Alvaro Colom announced that he has fired Interior Minister Raul
Velasquez for alleged corruption and replaced him with Carlos
Menocal, a former journalist. Local media said that Velasquez
authorized a $6.2 million contract with a private company to buy
fuel for police but that the company embezzled the money.
(AP, 3/1/10)
2010 Feb 28, In Israel 16
people including two Israeli policemen were wounded in clashes at
Jerusalem's flashpoint Al-Aqsa mosque compound, after police entered
to arrest Palestinians who had hurled rocks at visitors they
believed were Jewish extremists.
(AFP, 2/28/10)
2010 Feb 28, In Mexico Red
Cross volunteer Maria Rogers (20) was killed by a stray bullet when
gunmen went into a Red Cross hospital in Culiacan, Sinaloa state,
trying to finish off a man who had been shot minutes earlier. The
man survived.
(AP, 3/1/10)
2010 Feb 28, In Myanmar Sai
Thein Win, a former major in the army, defected and brought papers
confirming Myanmar’s intent, if not yet capacity, to enrich uranium
and eventually build a bomb.
(Econ, 6/12/10, p.48)(http://tinyurl.com/35vxtvh)

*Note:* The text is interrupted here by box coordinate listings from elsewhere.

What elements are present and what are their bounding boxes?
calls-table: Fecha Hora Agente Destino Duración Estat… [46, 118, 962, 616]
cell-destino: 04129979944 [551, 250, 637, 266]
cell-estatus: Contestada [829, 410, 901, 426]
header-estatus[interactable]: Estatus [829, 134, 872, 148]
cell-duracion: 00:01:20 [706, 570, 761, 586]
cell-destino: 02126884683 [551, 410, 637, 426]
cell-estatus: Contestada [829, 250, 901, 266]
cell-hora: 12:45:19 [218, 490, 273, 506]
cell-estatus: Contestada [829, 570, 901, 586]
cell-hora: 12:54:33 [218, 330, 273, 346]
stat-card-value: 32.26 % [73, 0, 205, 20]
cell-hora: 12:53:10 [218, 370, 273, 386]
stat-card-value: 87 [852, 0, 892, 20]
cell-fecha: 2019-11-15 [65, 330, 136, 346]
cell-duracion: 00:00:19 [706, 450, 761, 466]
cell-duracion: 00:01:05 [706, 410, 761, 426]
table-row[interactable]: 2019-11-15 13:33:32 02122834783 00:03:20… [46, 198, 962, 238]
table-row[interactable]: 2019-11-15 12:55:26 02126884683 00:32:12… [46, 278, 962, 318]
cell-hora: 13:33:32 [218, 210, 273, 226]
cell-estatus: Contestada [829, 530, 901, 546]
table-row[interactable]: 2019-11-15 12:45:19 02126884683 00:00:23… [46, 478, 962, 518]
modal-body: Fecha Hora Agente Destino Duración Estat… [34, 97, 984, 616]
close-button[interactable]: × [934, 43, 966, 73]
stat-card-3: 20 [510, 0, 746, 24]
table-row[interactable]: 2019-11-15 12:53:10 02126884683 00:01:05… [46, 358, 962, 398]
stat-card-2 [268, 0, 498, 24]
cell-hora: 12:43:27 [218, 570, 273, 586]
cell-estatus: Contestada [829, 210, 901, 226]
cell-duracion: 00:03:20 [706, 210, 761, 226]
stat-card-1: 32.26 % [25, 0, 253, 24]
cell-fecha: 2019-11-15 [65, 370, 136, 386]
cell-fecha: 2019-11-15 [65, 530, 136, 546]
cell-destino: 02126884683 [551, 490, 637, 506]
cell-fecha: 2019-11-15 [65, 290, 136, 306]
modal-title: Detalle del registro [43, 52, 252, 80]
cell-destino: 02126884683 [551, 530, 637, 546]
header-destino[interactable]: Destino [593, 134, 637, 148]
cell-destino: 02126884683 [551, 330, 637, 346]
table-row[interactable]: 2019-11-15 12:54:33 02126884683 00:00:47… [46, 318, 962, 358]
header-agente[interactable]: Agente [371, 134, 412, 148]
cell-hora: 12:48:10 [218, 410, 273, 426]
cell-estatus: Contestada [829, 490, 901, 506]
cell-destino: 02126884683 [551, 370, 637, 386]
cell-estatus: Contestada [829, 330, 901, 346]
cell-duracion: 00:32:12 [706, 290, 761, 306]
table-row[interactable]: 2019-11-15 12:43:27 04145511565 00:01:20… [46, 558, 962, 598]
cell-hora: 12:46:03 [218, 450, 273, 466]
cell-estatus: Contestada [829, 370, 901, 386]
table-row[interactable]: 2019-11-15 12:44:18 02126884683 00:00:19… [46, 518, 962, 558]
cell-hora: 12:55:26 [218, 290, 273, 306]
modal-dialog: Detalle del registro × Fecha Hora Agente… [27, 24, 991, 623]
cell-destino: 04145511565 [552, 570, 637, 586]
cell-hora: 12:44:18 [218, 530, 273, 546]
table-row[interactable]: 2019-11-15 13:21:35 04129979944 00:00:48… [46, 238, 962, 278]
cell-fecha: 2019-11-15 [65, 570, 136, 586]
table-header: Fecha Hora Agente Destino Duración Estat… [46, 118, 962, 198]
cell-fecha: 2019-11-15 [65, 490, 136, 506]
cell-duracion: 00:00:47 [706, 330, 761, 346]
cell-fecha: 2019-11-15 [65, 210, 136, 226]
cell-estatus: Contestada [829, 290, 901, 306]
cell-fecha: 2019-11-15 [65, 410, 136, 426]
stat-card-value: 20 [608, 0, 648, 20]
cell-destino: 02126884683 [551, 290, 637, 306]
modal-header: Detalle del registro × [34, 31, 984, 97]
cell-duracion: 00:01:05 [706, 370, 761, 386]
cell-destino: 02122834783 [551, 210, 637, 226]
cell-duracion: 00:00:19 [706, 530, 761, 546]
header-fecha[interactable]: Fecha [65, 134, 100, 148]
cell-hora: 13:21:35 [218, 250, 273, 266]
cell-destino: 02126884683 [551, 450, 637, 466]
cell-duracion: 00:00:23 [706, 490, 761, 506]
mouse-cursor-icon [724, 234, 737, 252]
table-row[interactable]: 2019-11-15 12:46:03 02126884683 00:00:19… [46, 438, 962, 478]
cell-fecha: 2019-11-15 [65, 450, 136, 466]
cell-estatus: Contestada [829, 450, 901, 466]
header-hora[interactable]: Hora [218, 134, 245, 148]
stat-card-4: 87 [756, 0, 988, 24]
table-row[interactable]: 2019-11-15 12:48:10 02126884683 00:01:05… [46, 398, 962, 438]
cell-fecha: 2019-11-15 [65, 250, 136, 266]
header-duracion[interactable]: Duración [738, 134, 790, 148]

2010 Feb 28, In Saudi Arabia
Indian PM Manmohan Singh pitched for investment in his economy and
closer petroleum sector cooperation with Saudi Arabia, the second
day of a visit to the Middle East oil giant.
(AFP, 2/28/10)
2010 Feb 28, In Switzerland
operators restarted the Large Hadron Collider following a winter
shutdown for improvements.
(SFC, 3/1/10, p.A2)
2010 Feb 28, Tajikistan held
parliamentary elections. The Central Elections Commission said that
85% of the country's 3.5 million eligible voters had cast
ballots. The main government-backed party was set to coast to the
easiest of victories. President Emomali Rakhmon's two-decade grip on
power remained as strong as ever. An initial tally showed the
government-backed party with 71.7% and the main opposition Islamic
Revival Party with just 7.7%. Int’l. monitors from the OSCE said
that while the vote was peaceful, it was marred by ballot-box
stuffing and proxy voting.
(AP, 2/28/10)(AP, 3/1/10)
2010 Feb 28, Thousands of
Yemenis took to the streets of three provinces for a second
successive day to demand the independence of the country's south.